By Barry Schwartz
Q3 earnings season has gotten off to a great start. According to Zacks Investment Research, 128 out of 159 S&P companies have delivered positive earnings surprises. And yes, we are seeing revenue growth. Excluding financial companies, revenue is up 10% year over year. For the full year, S&P firms should earn around $80 in 2010, up a remarkable 40% from 2009 and back to pre-recession levels. Folks, this is a V-shaped recovery.
With a little (well maybe a lot of) help from low interest rates, rising corporate profits will kick-start the US economy. Here’s what will happen. Right now American companies are sitting with close to $1 trillion in cash and non-financial company balance sheets are in their best shape in 50 years. Slowly buy surely, CEOs and CFOs will get fed up with collecting “bupkis” on their cash balances and will start to put the cash to work.
The first step will be to return some of that security blanket to shareholders in the form of dividend increases and stock buybacks. 299 companies increased their dividends during the third quarter, an increase of 56% from the same time last year, according to an analysis by Standard & Poor’s. If a company is worried about the future, the last thing it does is raise its dividend. The second step will be to use the low interest rate environment to invest in capital equipment, make acquisitions and, god willing, hire new employees.
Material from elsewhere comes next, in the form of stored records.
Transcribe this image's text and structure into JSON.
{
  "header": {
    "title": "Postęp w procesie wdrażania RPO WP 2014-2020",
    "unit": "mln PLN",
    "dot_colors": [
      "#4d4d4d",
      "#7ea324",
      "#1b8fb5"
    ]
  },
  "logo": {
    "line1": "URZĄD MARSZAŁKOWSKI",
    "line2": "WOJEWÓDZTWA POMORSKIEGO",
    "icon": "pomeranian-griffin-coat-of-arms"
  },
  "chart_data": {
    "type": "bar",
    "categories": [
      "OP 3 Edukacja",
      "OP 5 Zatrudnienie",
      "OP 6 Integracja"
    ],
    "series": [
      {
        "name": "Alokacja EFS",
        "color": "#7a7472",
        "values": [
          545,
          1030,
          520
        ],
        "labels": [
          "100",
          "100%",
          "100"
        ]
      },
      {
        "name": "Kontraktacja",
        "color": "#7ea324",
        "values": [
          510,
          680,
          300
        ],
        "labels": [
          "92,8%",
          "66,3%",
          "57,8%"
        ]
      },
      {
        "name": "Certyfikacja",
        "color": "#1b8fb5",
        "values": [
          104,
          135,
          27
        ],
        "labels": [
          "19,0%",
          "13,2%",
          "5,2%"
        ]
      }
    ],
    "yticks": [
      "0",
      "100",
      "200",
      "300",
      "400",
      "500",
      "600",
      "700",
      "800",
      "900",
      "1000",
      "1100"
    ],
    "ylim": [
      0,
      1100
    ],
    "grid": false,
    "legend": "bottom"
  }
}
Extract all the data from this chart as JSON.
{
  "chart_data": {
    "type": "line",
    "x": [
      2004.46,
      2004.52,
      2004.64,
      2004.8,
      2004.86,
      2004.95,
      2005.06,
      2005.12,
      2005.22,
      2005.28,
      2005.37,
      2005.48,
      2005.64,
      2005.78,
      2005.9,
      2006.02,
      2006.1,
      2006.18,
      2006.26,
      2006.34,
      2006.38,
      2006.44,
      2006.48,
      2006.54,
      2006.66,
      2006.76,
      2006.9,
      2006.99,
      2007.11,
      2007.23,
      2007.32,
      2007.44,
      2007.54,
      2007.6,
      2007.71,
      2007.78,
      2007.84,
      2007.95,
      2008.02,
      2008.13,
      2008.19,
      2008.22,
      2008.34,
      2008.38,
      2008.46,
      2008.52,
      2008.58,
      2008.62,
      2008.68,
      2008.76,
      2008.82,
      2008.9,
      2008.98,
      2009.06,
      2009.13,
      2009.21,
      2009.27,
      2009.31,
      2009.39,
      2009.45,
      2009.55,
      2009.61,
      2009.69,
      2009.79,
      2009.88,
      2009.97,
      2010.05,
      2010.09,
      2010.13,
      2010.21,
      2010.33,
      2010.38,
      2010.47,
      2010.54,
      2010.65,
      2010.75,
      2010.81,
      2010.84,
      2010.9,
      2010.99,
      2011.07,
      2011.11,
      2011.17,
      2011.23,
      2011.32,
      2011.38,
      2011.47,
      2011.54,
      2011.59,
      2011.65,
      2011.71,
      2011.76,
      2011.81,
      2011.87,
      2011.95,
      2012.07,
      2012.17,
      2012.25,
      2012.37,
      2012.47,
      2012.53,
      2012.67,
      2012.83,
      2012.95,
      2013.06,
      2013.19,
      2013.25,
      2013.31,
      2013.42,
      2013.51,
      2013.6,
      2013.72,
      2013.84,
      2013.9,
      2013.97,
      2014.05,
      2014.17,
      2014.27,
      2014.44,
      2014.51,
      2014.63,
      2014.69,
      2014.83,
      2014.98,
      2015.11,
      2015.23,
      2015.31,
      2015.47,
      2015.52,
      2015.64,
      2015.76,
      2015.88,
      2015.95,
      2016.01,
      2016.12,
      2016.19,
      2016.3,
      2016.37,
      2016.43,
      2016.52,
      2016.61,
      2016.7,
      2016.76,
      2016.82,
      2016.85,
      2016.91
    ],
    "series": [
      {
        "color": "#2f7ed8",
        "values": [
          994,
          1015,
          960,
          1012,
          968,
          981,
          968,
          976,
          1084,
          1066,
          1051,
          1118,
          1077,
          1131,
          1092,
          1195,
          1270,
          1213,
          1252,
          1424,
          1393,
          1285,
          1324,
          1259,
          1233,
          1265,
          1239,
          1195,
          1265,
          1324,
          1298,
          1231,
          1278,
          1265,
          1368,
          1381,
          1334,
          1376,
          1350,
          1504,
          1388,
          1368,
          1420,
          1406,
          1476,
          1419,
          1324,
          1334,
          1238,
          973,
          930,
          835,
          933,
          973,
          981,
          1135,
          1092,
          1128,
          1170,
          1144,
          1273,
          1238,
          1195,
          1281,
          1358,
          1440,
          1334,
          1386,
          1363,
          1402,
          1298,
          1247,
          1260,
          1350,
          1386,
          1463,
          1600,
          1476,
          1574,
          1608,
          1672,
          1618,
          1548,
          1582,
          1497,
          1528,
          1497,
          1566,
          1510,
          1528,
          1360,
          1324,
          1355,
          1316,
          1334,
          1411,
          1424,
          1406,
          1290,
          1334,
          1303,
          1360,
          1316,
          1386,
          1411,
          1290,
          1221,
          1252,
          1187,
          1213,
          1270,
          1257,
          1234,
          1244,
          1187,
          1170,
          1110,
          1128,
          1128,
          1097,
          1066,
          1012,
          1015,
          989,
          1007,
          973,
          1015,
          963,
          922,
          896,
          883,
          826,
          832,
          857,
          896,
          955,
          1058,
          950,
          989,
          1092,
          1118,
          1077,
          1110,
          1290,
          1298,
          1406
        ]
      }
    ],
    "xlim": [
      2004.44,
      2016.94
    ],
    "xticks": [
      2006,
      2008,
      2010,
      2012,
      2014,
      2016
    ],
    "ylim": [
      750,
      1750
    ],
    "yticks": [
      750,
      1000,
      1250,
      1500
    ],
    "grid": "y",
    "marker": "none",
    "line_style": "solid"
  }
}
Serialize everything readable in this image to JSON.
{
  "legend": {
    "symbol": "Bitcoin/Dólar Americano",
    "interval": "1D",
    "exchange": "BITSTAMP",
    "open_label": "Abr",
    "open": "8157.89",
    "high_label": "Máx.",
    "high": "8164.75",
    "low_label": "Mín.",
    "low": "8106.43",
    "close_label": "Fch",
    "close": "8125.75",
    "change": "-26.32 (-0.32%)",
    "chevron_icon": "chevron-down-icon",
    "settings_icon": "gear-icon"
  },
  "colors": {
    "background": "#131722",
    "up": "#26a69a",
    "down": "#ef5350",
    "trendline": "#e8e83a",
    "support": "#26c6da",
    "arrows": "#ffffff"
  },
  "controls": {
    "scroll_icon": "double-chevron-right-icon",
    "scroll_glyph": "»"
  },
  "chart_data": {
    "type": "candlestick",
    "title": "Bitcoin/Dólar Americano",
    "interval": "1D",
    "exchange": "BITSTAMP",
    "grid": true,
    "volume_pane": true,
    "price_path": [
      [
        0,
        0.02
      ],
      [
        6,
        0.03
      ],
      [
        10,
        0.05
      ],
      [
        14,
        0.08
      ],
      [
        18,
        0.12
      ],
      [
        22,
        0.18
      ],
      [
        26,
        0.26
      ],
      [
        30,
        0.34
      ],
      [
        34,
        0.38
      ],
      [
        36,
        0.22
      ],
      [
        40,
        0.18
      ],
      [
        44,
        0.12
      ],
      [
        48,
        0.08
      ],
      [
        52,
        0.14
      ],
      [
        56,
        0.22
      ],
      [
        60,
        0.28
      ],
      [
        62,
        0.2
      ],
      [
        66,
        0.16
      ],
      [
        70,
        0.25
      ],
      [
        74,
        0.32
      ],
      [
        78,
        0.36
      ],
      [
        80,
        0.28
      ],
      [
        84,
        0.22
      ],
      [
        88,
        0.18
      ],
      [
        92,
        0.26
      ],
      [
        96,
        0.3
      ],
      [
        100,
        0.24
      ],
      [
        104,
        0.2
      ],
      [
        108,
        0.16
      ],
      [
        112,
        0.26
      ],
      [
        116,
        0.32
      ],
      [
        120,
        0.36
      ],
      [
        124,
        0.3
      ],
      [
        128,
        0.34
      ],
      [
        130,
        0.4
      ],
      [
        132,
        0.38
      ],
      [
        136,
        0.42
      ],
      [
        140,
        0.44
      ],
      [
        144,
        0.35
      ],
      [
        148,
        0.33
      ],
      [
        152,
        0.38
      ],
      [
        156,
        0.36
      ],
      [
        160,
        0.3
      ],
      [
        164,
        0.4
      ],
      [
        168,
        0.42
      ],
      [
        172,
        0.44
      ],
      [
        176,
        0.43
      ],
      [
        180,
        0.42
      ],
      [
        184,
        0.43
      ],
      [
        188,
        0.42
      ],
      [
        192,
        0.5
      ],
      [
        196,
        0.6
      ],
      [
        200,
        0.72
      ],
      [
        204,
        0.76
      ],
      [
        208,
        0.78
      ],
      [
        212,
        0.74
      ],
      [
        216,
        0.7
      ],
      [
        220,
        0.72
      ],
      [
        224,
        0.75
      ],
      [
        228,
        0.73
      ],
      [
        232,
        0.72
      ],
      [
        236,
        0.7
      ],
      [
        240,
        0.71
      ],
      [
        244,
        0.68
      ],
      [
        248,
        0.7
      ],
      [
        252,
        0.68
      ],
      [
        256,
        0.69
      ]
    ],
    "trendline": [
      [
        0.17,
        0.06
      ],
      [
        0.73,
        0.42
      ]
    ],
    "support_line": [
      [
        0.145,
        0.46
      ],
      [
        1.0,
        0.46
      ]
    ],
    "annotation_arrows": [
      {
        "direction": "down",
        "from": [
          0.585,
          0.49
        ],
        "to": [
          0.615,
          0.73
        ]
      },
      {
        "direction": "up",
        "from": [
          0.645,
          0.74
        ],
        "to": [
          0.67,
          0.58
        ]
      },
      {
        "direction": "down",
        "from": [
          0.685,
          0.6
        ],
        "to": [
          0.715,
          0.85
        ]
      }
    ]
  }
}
The good news for investors is that stocks are attractive. The S&P 500 is trading at 14.7 times this year’s expected earnings. This is an 11% discount to the historical average since 1954 of 16.5 times. If, as expected, S&P earnings grow 15% in 2011, stocks have a lot more room to run. In fact, if corporate profits are this good in a lackluster economy, imagine what they will look like when the economy is healthy again.